Ces injustices et ces incohérences seront accentuées demain par plusieurs éléments :
La taxation de 1,1 % sur les revenus du capital et du patrimoine qui, avec 1,5 milliard d'euros de rapport, financera le RSA – ce n'est pas en contester le principe que de contester une fois de plus le fait que les contribuables les plus aisés y échapperont totalement par le biais du bouclier fiscal plafonné à 50 % des revenus ;
Une augmentation de la taxe sur le chiffre d'affaires des mutuelles et des assurances de santé : un taux qui passe de 2,5 à 5,9 % dans le PLFSS 2009, ce sont un milliard d'euros en plus payés par les assurés sociaux ;
Une taxation de la participation et de l'intéressement à 2 %, pour alimenter les caisses de sécurité sociale : pourquoi pas ? mais d'autres revenus liés à la participation, comme ceux issus de la détention de stock-options ou ceux la pratique des golden parachutes vont échapper à toute contribution sociale ;
Une taxation du chiffre d'affaires des opérateurs de téléphonie mobile et des fournisseurs d'accès à Internet à hauteur de 0,9 %, qui fera peser 400 millions d'euros en cascade sur les consommateurs pour financer partiellement la suppression de la publicité sur les chaînes publiques ;
L'augmentation du droit de timbre perçu sur les demandes de passeport ;
Enfin, la hausse du ticket modérateur hors du parcours de soins, qui constituera un déremboursement supplémentaire payé par les malades.

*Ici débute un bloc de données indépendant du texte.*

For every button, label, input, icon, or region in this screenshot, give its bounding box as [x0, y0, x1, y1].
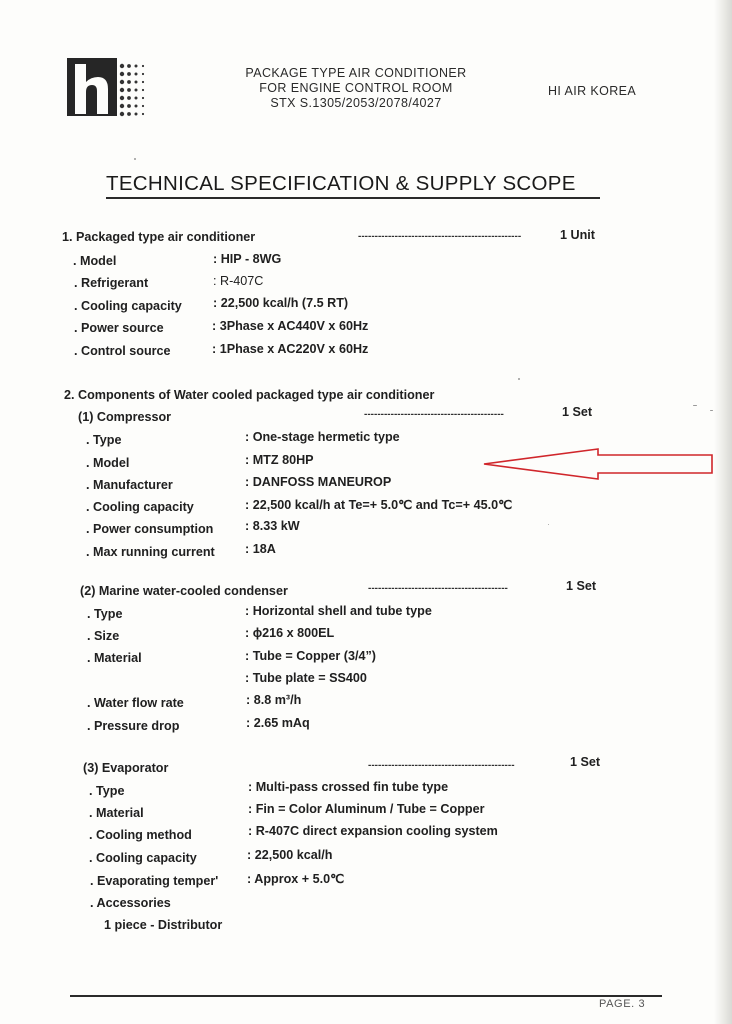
header-line-2: FOR ENGINE CONTROL ROOM [259, 81, 453, 95]
spec-label: 1 piece - Distributor [104, 918, 223, 932]
scan-speck [548, 524, 549, 525]
title-underline [106, 197, 600, 199]
spec-label: . Material [89, 806, 144, 820]
spec-value: : MTZ 80HP [245, 453, 314, 467]
spec-value: : One-stage hermetic type [245, 430, 400, 444]
spec-value: : 8.8 m³/h [246, 693, 302, 707]
footer-rule [70, 995, 662, 997]
spec-value: : HIP - 8WG [213, 252, 282, 266]
spec-value: : Tube = Copper (3/4”) [245, 649, 376, 663]
spec-value: : 1Phase x AC220V x 60Hz [212, 342, 369, 356]
spec-value: : 3Phase x AC440V x 60Hz [212, 319, 369, 333]
company-name: HI AIR KOREA [548, 84, 637, 98]
header-line-3: STX S.1305/2053/2078/4027 [270, 96, 442, 110]
page-number: PAGE. 3 [599, 998, 646, 1010]
evaporator-qty: 1 Set [570, 755, 601, 769]
spec-label: . Size [87, 629, 120, 643]
scan-speck [518, 378, 520, 380]
page-edge-shadow [714, 0, 732, 1024]
document-header [200, 66, 512, 111]
page-title: TECHNICAL SPECIFICATION & SUPPLY SCOPE [106, 172, 576, 195]
evaporator-leader: -------------------------------------------- [368, 760, 515, 771]
condenser-heading: (2) Marine water-cooled condenser [80, 584, 288, 598]
spec-label: . Cooling capacity [89, 851, 197, 865]
spec-value: : 22,500 kcal/h [247, 848, 333, 862]
spec-value: : 8.33 kW [245, 519, 300, 533]
spec-value: : 18A [245, 542, 276, 556]
spec-value: : 22,500 kcal/h at Te=+ 5.0℃ and Tc=+ 45.0℃ [245, 498, 513, 512]
spec-label: . Control source [74, 344, 171, 358]
spec-value: : Horizontal shell and tube type [245, 604, 432, 618]
spec-label: . Accessories [90, 896, 171, 910]
spec-value: : R-407C direct expansion cooling system [248, 824, 498, 838]
spec-value: : 22,500 kcal/h (7.5 RT) [213, 296, 349, 310]
spec-value: : Multi-pass crossed fin tube type [248, 780, 449, 794]
compressor-leader: ------------------------------------------ [364, 409, 504, 420]
section-1-qty: 1 Unit [560, 228, 595, 242]
spec-label: . Max running current [86, 545, 215, 559]
header-line-1: PACKAGE TYPE AIR CONDITIONER [245, 66, 467, 80]
spec-label: . Refrigerant [74, 276, 149, 290]
spec-label: . Water flow rate [87, 696, 184, 710]
spec-value: : Approx + 5.0℃ [247, 872, 345, 886]
scan-speck [710, 410, 713, 411]
spec-label: . Type [87, 607, 123, 621]
compressor-qty: 1 Set [562, 405, 593, 419]
spec-label: . Type [89, 784, 125, 798]
spec-label: . Cooling method [89, 828, 192, 842]
spec-value: : R-407C [213, 274, 264, 288]
spec-label: . Pressure drop [87, 719, 180, 733]
spec-value: : DANFOSS MANEUROP [245, 475, 392, 489]
condenser-leader: ------------------------------------------ [368, 583, 508, 594]
scan-speck [693, 405, 697, 406]
spec-label: . Material [87, 651, 142, 665]
spec-label: . Power consumption [86, 522, 214, 536]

Voilà tout ce qui attend les Français pour les semaines qui viennent.
Parallèlement, les baisses de recettes fiscales, d'une part, nous ont privés de marges de manoeuvre et, d'autre part, bénéficient en fait aux privilégiés. Dans la conjoncture morose, de décroissance et de récession – c'est ainsi que j'appelle la « croissance négative », madame la ministre –, nous constatons que ces cadeaux fiscaux faits aux plus aisés n'ont pas d'effet sur l'activité économique, sur l'emploi et sur le pouvoir d'achat.
La baisse de 15,7 % des recettes d'impôt en capital est due principalement à l'allégement des droits de donation et de succession voté dans le texte relatif au travail, à l'emploi et au pouvoir d'achat, uniquement pour les 20 % de successions les plus importantes puisque les autres bénéficiaient déjà de l'exonération.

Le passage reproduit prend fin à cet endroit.